That said, Manchin might be better off if he left the Democratic Party and ran as an independent. It will just be really hard for Manchin to win otherwise. Only Wyoming voted more Republican than West Virginia in the 2020 presidential election. And despite a blue wave in the 2018 midterm elections, Manchin won reelection by his slimmest margin yet — about 3 points. Moreover, running as a Republican isn’t really an option for Manchin. It’s true that he scores well among Republican voters in West Virginia — a Morning Consult poll recently found 44 percent approved of him — but he would undoubtedly have a challenging time winning a GOP primary, having voted to impeach former President Donald Trump in February.

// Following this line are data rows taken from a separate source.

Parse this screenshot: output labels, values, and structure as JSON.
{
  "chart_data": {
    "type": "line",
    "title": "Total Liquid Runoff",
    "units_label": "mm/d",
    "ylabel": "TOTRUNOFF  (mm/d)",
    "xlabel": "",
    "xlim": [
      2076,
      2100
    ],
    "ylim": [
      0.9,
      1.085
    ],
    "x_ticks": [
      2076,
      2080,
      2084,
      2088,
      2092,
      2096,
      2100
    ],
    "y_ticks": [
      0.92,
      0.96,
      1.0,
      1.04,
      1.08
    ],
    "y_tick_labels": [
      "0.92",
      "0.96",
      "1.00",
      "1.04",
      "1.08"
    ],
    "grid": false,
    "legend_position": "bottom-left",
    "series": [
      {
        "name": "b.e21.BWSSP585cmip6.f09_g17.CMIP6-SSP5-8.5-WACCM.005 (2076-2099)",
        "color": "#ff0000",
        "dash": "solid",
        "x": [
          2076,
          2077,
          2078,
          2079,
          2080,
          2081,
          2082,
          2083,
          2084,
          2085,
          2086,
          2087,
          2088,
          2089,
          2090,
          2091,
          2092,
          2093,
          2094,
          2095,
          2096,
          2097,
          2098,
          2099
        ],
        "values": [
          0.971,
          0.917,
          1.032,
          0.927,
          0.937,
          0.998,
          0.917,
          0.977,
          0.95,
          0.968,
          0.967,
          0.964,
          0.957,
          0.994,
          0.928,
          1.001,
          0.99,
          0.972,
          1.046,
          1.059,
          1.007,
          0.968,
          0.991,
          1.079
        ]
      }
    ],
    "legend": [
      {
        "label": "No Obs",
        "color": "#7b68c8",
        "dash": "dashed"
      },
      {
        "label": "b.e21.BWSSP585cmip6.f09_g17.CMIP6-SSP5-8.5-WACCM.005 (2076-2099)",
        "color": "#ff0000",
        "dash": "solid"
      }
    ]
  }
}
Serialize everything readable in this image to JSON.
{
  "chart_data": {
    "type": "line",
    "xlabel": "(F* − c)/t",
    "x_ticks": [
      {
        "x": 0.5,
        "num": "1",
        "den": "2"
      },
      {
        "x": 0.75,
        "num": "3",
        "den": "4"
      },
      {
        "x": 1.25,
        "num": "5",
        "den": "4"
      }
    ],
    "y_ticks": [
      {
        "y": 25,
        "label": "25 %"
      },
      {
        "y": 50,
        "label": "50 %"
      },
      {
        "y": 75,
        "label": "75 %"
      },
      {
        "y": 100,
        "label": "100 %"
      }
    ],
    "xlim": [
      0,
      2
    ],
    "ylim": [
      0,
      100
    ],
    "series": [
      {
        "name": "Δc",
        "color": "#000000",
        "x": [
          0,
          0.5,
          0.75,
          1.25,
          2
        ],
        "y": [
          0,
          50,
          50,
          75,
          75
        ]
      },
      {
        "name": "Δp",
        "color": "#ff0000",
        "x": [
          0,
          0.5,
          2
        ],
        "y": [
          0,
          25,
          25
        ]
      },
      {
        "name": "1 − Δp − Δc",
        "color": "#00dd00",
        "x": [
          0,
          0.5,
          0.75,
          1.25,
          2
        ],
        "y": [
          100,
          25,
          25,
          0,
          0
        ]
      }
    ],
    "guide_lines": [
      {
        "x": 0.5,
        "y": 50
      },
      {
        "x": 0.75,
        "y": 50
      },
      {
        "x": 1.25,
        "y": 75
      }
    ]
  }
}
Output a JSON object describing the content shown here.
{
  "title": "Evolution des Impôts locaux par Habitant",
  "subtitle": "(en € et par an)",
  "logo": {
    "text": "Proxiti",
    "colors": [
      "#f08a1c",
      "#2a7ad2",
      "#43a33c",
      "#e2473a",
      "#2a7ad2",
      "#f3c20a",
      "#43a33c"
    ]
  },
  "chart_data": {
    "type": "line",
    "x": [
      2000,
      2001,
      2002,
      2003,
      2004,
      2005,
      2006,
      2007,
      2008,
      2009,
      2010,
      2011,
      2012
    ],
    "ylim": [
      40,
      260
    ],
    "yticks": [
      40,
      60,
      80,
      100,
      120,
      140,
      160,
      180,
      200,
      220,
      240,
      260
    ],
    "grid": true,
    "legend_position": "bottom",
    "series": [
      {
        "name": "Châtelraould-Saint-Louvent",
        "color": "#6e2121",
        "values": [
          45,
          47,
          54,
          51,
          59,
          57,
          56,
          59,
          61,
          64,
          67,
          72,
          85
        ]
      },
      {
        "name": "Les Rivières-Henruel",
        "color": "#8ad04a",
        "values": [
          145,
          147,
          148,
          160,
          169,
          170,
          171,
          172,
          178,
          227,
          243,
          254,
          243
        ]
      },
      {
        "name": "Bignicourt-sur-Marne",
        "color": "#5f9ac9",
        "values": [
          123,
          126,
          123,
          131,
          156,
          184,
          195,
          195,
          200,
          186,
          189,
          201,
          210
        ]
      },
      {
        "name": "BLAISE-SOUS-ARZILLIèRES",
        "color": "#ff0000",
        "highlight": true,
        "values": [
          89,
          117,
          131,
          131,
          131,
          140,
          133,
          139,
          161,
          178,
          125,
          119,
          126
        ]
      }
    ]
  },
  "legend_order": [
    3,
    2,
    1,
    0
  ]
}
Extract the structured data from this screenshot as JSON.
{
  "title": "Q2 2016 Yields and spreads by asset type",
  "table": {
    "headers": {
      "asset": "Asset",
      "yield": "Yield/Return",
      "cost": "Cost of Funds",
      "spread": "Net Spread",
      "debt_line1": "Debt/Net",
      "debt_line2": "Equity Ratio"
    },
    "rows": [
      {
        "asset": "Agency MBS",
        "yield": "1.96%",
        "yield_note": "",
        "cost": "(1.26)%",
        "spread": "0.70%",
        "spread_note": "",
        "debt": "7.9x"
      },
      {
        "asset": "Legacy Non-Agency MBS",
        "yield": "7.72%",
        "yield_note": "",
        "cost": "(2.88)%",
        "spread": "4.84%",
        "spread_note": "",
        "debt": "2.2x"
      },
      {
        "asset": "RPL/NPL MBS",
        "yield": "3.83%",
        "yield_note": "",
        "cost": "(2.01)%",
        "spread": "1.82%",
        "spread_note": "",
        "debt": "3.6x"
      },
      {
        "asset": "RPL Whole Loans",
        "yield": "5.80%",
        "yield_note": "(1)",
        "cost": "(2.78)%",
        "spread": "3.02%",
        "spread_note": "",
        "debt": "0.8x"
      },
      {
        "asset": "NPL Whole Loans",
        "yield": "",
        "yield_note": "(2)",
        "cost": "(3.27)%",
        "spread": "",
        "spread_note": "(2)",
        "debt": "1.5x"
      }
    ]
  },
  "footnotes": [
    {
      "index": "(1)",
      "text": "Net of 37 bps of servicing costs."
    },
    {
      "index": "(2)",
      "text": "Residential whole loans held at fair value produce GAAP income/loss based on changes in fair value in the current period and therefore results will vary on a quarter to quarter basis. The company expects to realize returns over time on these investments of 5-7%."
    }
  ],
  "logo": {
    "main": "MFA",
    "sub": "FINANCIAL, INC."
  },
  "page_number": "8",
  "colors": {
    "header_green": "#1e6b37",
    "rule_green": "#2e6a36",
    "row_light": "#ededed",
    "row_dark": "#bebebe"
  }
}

So there’s clearly some appeal for Manchin to run as an independent, as he would avoid having to run in a GOP primary while also shedding the national Democratic Party label that’s become toxic to many West Virginians. But this formula is no guarantee of success, as it could easily be upset if a more liberal Democrat ran as the Democratic standard-bearer and garnered a decent chunk of the Democratic vote, likely ensuring a GOP victory.
Yet while one can make a fairly convincing electoral case for why Manchin should consider switching parties, it’s most likely he’ll stay where he is considering the enormous amount of leverage he has. He essentially can veto any proposal he disagrees with while also working within his party to adjust legislation to better reflect what he wants. And because Democrats have full control of government, he’s more likely to get laws passed that are agreeable to him.